The commission estimates it will need $78 million to repair the 16 dams, which are classified as high risk because they cannot hold 50 percent of the maximum precipitation that a region could receive.
Six of the dams are in Butler, Washington, Westmoreland, Fayette and Somerset counties. The commission estimates it will cost $26 million to repair them.
[Commission spokesman Eric] Levis said 14,000 acres — or about one-third — of the commission’s waterways are potential drilling sites.
The Fish and Game Commission is just the latest state agency to lease out a natural resource for gas drilling. The Department of Conservation and Natural Resources has already designated 700,000 of its 2.2 million acres for gas exploration.
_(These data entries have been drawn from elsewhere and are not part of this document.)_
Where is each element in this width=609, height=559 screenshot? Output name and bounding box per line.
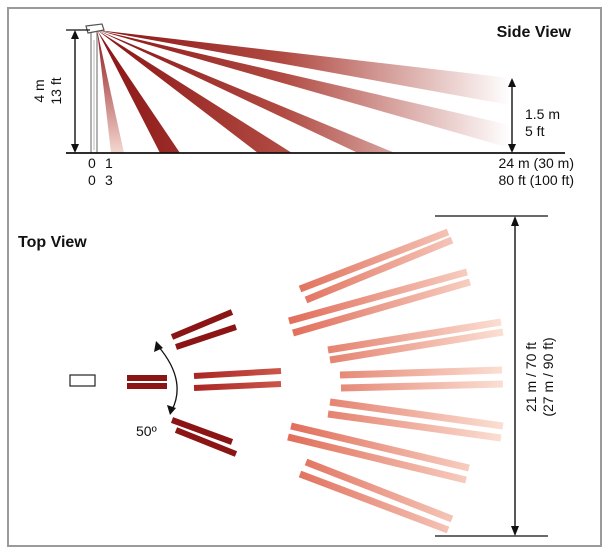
distance-0-metric: 0 <box>88 155 96 171</box>
target-height-imperial-label: 5 ft <box>525 123 545 139</box>
distance-3-imperial: 3 <box>105 172 113 188</box>
sensor-top-icon <box>69 374 96 387</box>
target-height-arrow <box>508 78 516 153</box>
height-metric-label: 4 m <box>31 79 47 102</box>
angle-arrow-bottom <box>167 405 176 415</box>
top-view-title: Top View <box>18 234 87 251</box>
top-beam-12 <box>292 278 471 337</box>
side-beam-4 <box>97 30 292 153</box>
top-beam-16 <box>340 380 504 392</box>
width-label-line2: (27 m / 90 ft) <box>540 337 556 416</box>
sensor-icon <box>85 23 105 34</box>
top-beam-15 <box>339 366 503 379</box>
top-beam-7 <box>193 368 282 379</box>
distance-1-metric: 1 <box>105 155 113 171</box>
top-beam-17 <box>329 398 504 430</box>
side-beam-3 <box>97 30 395 153</box>
top-beam-9 <box>298 228 450 293</box>
angle-arrow-top <box>154 341 163 352</box>
top-beam-13 <box>327 318 502 354</box>
distance-0-imperial: 0 <box>88 172 96 188</box>
top-beam-20 <box>287 433 467 484</box>
target-height-metric-label: 1.5 m <box>525 106 560 122</box>
top-view: Top View 50º 21 m / 70 ft (27 m / 90 ft) <box>18 215 556 537</box>
width-arrow <box>435 215 548 537</box>
top-view-beams <box>127 228 504 534</box>
top-beam-14 <box>329 328 504 364</box>
height-arrow <box>66 29 90 153</box>
range-imperial-label: 80 ft (100 ft) <box>499 172 574 188</box>
height-imperial-label: 13 ft <box>48 77 64 104</box>
top-beam-6 <box>174 427 238 457</box>
diagram-border <box>7 7 602 547</box>
side-view-title: Side View <box>497 24 572 41</box>
top-beam-3 <box>170 309 234 340</box>
top-beam-21 <box>304 458 454 523</box>
top-beam-8 <box>193 381 282 391</box>
top-beam-19 <box>290 422 470 472</box>
angle-label: 50º <box>136 423 157 439</box>
top-beam-18 <box>327 410 502 442</box>
angle-arc <box>157 345 178 411</box>
top-beam-4 <box>175 324 237 350</box>
side-beam-2 <box>97 30 510 148</box>
top-beam-5 <box>170 417 234 445</box>
side-beam-5 <box>97 30 180 153</box>
top-beam-11 <box>288 268 468 325</box>
side-view: 4 m 13 ft 1.5 m 5 ft 0 1 0 3 24 m (30 m)… <box>31 23 574 188</box>
width-label-line1: 21 m / 70 ft <box>523 342 539 412</box>
top-beam-22 <box>298 470 450 534</box>
side-beam-1 <box>97 30 510 105</box>
top-beam-10 <box>304 236 454 304</box>
side-beam-6 <box>97 30 124 153</box>
range-metric-label: 24 m (30 m) <box>499 155 574 171</box>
When Governor Rendell signed a moratorium on additional leasing last year – a move he only made after leasing out an additional 32,000 acres – the Democrat’s office estimated “1,000 well pads and as many as 10,000 wells” will eventually be hosted on that land.
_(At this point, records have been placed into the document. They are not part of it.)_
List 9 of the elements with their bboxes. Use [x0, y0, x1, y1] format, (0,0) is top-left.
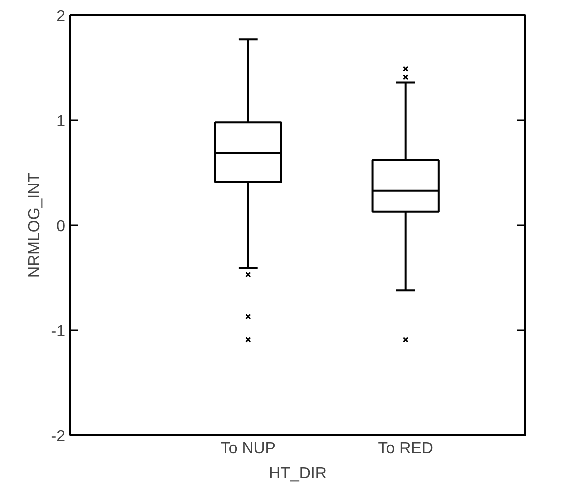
y-tick-label: -1 — [51, 324, 66, 340]
y-tick-label: 0 — [56, 218, 66, 236]
y-tick-label: -2 — [51, 428, 66, 446]
x-tick-label: To NUP — [220, 440, 276, 458]
y-tick-label: 1 — [56, 114, 66, 130]
y-axis-title: NRMLOG_INT — [26, 172, 44, 278]
y-tick-label: 2 — [56, 8, 66, 26]
x-tick-label: To RED — [378, 440, 434, 458]
x-axis-title: HT_DIR — [269, 466, 327, 482]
Shortly after the moratorium went into effect, then-Attorney General Tom  Corbett said he’d likely overturn the executive order. So far, he’s yet to do that, and no attitional state land was leased as part of this year’s budget.
Pennsylvania Sierra Club President Jeff Schmidt – who last week, sent a letter to the National Park Service arguing some of that leasing violates federal law – said he’s troubled by what he sees as a growing trend.  “What we are doing now is, in effect, taking assets and burning them. It’s like burning the furniture to heat the house.”